Along the way, she battled against segregated venues. In the 2009 biography “Stormy Weather: The Life of Lena Horne,” author James Gavin wrote that while she was on a USO Christmas-season tour in 1944, rules were lifted to allow her to sing in front of black and white soldiers.
That is, until she arrived at Camp Joseph T. Robinson in Little Rock, AK, around January 1945. According to the biography, she performed before an audience of white soldiers in a military theater. There was not a black soldier in the bunch.
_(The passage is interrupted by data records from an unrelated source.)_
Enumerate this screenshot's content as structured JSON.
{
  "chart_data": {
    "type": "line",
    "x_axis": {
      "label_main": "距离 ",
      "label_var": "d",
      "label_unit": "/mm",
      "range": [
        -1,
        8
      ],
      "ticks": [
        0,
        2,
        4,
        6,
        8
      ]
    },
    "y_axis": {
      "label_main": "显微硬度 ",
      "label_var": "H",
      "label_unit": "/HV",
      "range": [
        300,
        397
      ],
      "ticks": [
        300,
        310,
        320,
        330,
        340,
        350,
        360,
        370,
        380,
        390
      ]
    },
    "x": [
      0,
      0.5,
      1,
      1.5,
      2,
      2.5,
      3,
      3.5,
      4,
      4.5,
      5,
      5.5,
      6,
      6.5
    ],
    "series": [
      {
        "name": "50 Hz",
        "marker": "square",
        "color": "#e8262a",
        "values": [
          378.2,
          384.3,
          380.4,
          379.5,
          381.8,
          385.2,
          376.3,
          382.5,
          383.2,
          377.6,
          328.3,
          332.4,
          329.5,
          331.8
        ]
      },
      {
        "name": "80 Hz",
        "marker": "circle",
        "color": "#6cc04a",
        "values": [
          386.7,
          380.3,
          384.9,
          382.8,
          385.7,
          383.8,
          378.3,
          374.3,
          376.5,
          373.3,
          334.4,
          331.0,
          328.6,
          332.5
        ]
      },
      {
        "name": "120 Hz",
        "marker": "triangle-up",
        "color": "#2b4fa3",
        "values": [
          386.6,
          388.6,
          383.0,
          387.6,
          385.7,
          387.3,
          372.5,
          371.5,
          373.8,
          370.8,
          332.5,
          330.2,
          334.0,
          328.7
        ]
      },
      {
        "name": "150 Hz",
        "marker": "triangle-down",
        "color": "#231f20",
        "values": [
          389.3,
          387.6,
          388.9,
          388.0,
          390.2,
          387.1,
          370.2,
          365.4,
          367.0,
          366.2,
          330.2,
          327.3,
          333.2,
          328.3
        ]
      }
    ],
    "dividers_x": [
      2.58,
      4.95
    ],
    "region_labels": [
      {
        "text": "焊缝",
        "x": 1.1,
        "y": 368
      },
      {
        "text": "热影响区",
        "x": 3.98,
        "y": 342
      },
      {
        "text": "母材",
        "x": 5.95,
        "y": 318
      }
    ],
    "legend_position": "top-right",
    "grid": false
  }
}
When she asked why not, she was told that they weren’t told she was coming and besides, they weren’t allowed in the theater.
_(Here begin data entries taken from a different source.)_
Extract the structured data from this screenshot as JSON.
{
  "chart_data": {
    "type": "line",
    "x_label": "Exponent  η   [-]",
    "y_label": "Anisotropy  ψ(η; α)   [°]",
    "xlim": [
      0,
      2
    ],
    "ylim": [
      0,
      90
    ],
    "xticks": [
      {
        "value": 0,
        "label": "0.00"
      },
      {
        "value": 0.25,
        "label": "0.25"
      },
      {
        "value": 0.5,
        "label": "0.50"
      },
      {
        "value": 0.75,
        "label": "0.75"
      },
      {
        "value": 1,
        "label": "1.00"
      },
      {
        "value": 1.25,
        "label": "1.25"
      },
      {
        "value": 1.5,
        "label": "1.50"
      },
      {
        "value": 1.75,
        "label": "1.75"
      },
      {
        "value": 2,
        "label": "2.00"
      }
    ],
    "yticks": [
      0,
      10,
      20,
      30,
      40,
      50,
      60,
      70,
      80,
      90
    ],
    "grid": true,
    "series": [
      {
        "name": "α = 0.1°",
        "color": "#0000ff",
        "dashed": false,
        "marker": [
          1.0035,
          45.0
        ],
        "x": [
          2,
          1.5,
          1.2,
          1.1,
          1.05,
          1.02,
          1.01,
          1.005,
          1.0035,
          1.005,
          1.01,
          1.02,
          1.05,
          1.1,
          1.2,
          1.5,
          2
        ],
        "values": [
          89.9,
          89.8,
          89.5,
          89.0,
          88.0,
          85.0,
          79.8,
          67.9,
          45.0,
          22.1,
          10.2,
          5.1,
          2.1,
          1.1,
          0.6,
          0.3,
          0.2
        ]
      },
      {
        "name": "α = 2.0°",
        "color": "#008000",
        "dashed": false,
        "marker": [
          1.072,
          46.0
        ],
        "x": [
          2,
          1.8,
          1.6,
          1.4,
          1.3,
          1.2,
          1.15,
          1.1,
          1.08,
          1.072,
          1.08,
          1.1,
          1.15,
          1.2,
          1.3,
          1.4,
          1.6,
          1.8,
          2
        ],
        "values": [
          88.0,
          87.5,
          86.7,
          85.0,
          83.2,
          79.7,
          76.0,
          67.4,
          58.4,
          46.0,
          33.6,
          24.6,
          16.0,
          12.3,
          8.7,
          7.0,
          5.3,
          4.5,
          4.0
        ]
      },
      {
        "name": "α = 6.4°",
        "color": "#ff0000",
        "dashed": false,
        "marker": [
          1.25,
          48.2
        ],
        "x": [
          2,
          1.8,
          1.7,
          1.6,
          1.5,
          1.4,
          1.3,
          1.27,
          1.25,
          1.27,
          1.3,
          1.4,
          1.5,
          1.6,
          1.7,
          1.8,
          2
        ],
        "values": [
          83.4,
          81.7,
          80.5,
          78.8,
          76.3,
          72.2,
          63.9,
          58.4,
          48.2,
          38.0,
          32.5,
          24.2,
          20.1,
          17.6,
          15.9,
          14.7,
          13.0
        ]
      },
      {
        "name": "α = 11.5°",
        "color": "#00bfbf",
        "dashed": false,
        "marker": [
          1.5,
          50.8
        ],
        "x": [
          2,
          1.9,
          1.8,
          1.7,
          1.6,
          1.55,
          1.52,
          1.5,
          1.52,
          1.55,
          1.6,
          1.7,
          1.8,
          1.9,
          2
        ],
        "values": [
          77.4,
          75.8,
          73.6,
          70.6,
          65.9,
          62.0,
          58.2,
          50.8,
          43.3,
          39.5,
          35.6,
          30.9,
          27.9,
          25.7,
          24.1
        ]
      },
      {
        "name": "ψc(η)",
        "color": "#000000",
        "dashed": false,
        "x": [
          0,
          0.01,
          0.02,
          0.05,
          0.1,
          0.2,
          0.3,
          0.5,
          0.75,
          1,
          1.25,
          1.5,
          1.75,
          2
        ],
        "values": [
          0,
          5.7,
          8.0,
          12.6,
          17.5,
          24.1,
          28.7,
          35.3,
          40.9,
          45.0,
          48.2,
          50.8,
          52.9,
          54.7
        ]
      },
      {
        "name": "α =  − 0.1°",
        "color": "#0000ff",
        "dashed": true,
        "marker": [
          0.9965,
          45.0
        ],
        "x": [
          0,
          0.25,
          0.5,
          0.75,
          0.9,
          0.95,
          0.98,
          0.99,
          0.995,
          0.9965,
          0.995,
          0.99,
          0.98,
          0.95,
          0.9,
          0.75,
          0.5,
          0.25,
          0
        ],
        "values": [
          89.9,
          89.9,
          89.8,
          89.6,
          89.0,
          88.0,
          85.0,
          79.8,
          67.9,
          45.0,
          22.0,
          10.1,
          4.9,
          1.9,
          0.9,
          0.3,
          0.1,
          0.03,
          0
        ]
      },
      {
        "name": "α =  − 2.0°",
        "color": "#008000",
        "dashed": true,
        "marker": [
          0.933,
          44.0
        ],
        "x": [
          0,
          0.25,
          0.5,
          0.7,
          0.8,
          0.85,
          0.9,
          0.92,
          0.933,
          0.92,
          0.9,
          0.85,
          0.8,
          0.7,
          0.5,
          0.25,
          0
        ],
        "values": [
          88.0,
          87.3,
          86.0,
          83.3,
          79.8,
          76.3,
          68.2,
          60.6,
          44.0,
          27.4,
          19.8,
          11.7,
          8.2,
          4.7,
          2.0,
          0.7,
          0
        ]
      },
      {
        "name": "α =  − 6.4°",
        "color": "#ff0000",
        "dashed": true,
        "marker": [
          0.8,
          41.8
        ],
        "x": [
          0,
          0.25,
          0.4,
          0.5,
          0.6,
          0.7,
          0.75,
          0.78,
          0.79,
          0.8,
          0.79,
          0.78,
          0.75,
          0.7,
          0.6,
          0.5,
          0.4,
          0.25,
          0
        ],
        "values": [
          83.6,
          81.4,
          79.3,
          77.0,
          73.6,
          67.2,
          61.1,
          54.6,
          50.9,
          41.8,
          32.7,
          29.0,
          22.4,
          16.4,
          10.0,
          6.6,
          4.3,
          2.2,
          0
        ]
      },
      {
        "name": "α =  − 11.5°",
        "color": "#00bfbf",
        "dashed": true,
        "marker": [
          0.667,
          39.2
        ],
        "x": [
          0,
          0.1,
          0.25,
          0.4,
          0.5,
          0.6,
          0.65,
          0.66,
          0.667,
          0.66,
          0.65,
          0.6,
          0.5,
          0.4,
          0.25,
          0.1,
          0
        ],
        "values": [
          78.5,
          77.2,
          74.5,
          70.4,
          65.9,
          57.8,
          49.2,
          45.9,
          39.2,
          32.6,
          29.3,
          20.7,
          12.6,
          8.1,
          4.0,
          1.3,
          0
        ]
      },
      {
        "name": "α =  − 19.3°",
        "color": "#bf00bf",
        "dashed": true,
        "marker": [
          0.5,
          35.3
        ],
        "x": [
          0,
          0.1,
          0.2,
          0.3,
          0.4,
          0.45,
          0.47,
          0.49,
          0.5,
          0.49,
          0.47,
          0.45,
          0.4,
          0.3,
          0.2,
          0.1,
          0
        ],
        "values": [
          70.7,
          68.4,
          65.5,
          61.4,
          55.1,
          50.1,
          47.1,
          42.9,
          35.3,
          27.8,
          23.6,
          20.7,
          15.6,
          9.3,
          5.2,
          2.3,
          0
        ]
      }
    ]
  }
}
The next day she had a piano set up in their mess hall and performed for them at breakfast. When German POWs were allowed in – which annoyed the black soldiers – she complained and was ignored. She stopped performing and just left. Horne told the writer of the book that she called the Hollywood USO saying she was ending the tour, and then got a ride to the local NAACP office. There, Daisy Bates, who would become president of the Arkansas NAACP in 1952 and a leader in the integration of Central High School in 1957, arranged to get her back to Los Angeles. After that experience, Horne paid her own way and performed only for black soldiers.
Here is a sampling of some of her items sold at auction. All photos from the auction are from the Doyle New York website:
Three works by Langston Hughes, inscribed by the author to Horne. Included “Simple Speaks his Mind (1950).” $5,000.
Roxanne Assoulin and Deanna Hamro-style rhinestone jewelry. $1,625.
Charles Alston’a “Abstract,” oil on canvas. Alston’s works are in the collections of the Whitney Museum of American Art and the Metropolitan Museum of Art. $20,000.
Giorgio di Sant’ Angelo reversible mink coat. $8,125.
Iron-mounted softwood tansu (Japanese chest), $1,125.
Bug and figural pins, sold for $438). Ceramic pug figures (these were her best-loved dog breed), $1,250.
One of the items that struck me was a 1987 color lithograph by Jacob Lawrence titled “Schomburg Library” (short for the Schomburg Center for Research in Black Culture in New York). I have one of the prints hanging on my wall. Horne’s sold for $4,688.